ASIO Director-General Mike Burgess explained to a Senate hearing that demonstrations by the far-right groups, meant to aid recruitment, are also becoming more common, 1News reported.

"It's a sign that those groups are more emboldened to come out publicly, to push what they believe in and recruit to their cause," Burgess said.

He testified that approximately 30 percent of ASIO’s counter-terorrism work involves right-wing security threats.

"Does that mean there's been an increase in the numbers of them? I don't see that correlation, I think they're just more emboldened,” he added.

This year there have been multiple public demonstrations by neo-Nazi groups in the country, including a violent Melbourne demonstration earlier in the month involving 20 extremists.

But Burgess played down the threat of terrorist attacks coming from the extremist groups, insisting that the greatest likelihood of terrorism still comes from lone individuals who give little to no warning before attacking, Australian broadcaster ABC reported.
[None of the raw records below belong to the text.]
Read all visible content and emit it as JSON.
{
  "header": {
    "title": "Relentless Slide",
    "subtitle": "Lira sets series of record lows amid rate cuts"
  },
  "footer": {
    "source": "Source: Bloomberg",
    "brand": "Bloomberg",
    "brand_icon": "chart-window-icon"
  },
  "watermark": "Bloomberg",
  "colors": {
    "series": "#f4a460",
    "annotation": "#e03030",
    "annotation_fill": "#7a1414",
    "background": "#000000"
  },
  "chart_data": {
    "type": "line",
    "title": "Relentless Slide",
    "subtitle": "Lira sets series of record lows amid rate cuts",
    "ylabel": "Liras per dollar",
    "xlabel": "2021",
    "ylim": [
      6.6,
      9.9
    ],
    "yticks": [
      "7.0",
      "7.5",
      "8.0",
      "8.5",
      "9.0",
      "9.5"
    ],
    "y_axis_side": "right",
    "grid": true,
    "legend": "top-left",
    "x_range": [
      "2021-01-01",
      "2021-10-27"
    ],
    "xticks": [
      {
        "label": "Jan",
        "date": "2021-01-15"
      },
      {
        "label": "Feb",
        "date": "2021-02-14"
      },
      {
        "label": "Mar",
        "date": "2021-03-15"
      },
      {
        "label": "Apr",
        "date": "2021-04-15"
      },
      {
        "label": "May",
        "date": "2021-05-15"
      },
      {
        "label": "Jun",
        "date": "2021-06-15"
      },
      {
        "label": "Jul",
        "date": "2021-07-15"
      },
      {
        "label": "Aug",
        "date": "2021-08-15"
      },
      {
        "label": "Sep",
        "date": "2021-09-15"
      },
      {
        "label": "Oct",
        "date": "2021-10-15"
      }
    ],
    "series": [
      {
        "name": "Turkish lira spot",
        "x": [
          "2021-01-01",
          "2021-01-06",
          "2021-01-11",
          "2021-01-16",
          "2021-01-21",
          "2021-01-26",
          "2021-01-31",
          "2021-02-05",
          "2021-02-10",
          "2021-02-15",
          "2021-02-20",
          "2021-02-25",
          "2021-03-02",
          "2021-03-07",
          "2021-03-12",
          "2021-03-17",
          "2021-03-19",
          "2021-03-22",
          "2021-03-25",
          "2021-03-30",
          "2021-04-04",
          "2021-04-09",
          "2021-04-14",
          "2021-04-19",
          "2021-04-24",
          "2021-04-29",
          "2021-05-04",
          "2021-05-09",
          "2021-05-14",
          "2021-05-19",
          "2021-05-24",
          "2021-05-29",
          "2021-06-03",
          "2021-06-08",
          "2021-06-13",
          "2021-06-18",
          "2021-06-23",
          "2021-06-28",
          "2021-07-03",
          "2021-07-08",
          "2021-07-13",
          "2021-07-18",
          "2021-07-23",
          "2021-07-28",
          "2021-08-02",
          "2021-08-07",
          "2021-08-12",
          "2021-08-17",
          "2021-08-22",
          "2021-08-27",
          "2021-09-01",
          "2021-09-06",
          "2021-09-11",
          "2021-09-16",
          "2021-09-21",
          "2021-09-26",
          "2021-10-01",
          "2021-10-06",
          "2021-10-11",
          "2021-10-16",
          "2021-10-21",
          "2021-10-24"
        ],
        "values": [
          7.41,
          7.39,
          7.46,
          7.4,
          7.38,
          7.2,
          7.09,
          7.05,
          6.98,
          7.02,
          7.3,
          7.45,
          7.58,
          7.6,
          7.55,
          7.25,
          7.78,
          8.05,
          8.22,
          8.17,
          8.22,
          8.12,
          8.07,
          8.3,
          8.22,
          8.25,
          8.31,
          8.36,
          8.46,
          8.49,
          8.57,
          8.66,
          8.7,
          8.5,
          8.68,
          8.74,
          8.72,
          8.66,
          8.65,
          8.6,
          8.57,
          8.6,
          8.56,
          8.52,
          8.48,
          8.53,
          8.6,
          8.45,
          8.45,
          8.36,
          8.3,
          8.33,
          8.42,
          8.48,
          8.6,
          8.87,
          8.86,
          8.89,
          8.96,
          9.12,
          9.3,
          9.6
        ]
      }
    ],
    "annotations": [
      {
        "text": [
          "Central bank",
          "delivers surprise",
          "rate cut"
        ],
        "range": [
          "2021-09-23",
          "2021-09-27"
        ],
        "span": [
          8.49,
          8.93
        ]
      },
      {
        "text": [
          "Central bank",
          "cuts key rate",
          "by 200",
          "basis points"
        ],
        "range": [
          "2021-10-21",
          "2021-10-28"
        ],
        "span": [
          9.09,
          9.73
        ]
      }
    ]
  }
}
He described these lone attackers are frustrated that far-right groups, of which they may be members, are not taking group action.

"In the case of the Neo-Nazi groups, what we worry about the most is people who join a group, or get drawn into that ideology, and are not satisfied there is no action and go off and do it themselves," he said.

Responding to a question about evidence that neo-Nazis have attempted to infiltrate into mainstream political parties, he said: "I would not talk about specific things we're looking at directly, I can assure you if we saw that it would an interesting thing we would have to consider investigating.”

In April, the Australian Jewish community expressed outrage after a group of 20 neo-Nazis publicly celebrated Adolf Hitler’s 134th birthday at a Melbourne restaurant.

The Melbourne party for the Nazi leader was described as “stomach-churning,” reported.

Anti-Defamation Commission (ADC) chair Dvir Abramovich told the news outlet that the neo-Nazis were filmed performing the Nazi salute at the family restaurant. Photos showed the men raising their hands in Nazi salutes and one holding a photo of Hitler. Another was carrying two “H” balloons.